The Year 11s stripped back Loreto Day to its central aims, conducted research interviews to gather insights, sketched possible solutions and then undertook a gallery walk to vote forward the best ideas. They then quickly formed teams in order to bring their ideas to life. The students have been asked to pivot like so many businesses have had to do in order to remain viable throughout the coronavirus crisis. I don’t think anyone could have imagined 2020 would bring a more pertinent example of the need to rapidly change in order to survive. The Year 11s have had to be creative in how they might still deliver on the key aims of building community, advocating for the chosen cause and raising funds. They have also accepted that the day will look different and that more than likely things will go wrong but they will adapt and they will cope and they will be better for it.
While the education sector may not have chosen significant cultural change, cultural change was nevertheless hoisted upon us by a global pandemic. In effect, the world decided that we’d go Agile and I believe that teaching and learning is better for it. You can only have genuine organisational change if it first starts with the individual and then occurs at scale, in this crisis we have all had to alter the way we think about work. For most teachers that meant embracing a ‘good enough is good enough until we know more’ attitude. While a perceived loss of control of the classroom strikes horror in the heart of many classroom teachers, the flip side was the focus on continuous improvement as we learnt more and adapted our practices.
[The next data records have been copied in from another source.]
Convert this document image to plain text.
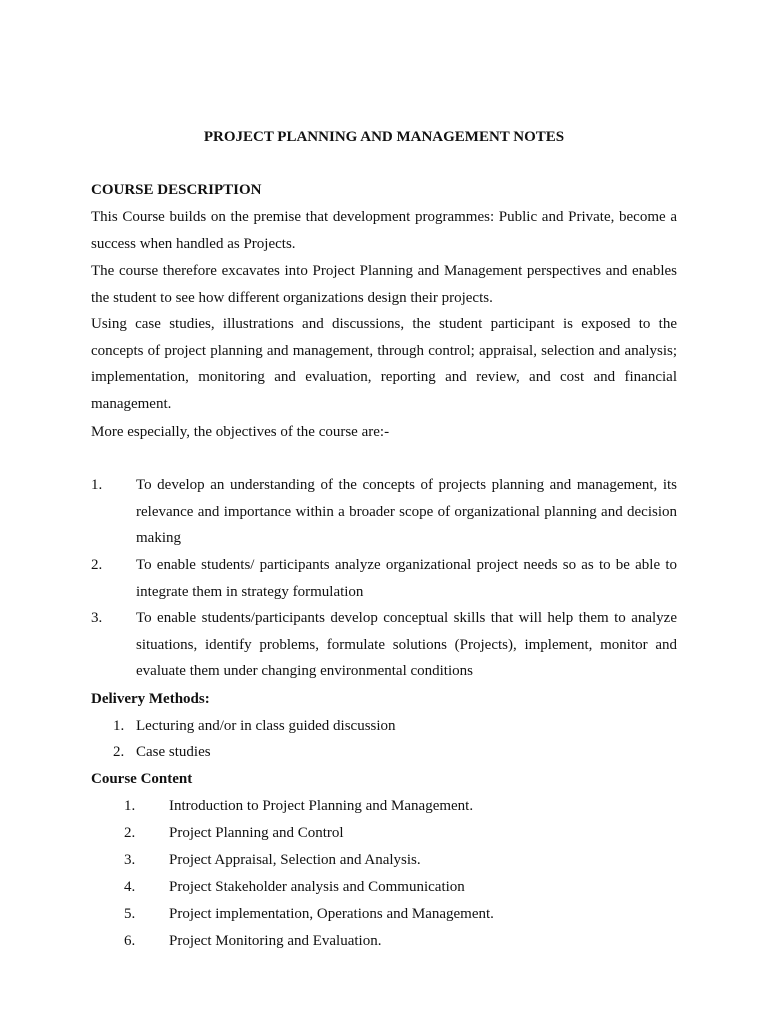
PROJECT PLANNING AND MANAGEMENT NOTES
COURSE DESCRIPTION

This Course builds on the premise that development programmes: Public and Private, become a success when handled as Projects.

The course therefore excavates into Project Planning and Management perspectives and enables the student to see how different organizations design their projects.

Using case studies, illustrations and discussions, the student participant is exposed to the concepts of project planning and management, through control; appraisal, selection and analysis; implementation, monitoring and evaluation, reporting and review, and cost and financial management.

More especially, the objectives of the course are:-
1. To develop an understanding of the concepts of projects planning and management, its relevance and importance within a broader scope of organizational planning and decision making
2. To enable students/ participants analyze organizational project needs so as to be able to integrate them in strategy formulation
3. To enable students/participants develop conceptual skills that will help them to analyze situations, identify problems, formulate solutions (Projects), implement, monitor and evaluate them under changing environmental conditions
Delivery Methods:
1. Lecturing and/or in class guided discussion
2. Case studies
Course Content
1. Introduction to Project Planning and Management.
2. Project Planning and Control
3. Project Appraisal, Selection and Analysis.
4. Project Stakeholder analysis and Communication
5. Project implementation, Operations and Management.
6. Project Monitoring and Evaluation.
It was uncomfortable but the discomfort is the part worth holding onto. Like the businesses we each saw in our local communities, we need to remain ready to change. It might not always be on such a grand scale but being ready to adapt a lesson schedule that’s not working or shifting into a new mode in order to meet the needs of a student is a grand scale to our students. Loreto prides itself on authentic human interactions and what’s more Agile than valuing humans over processes?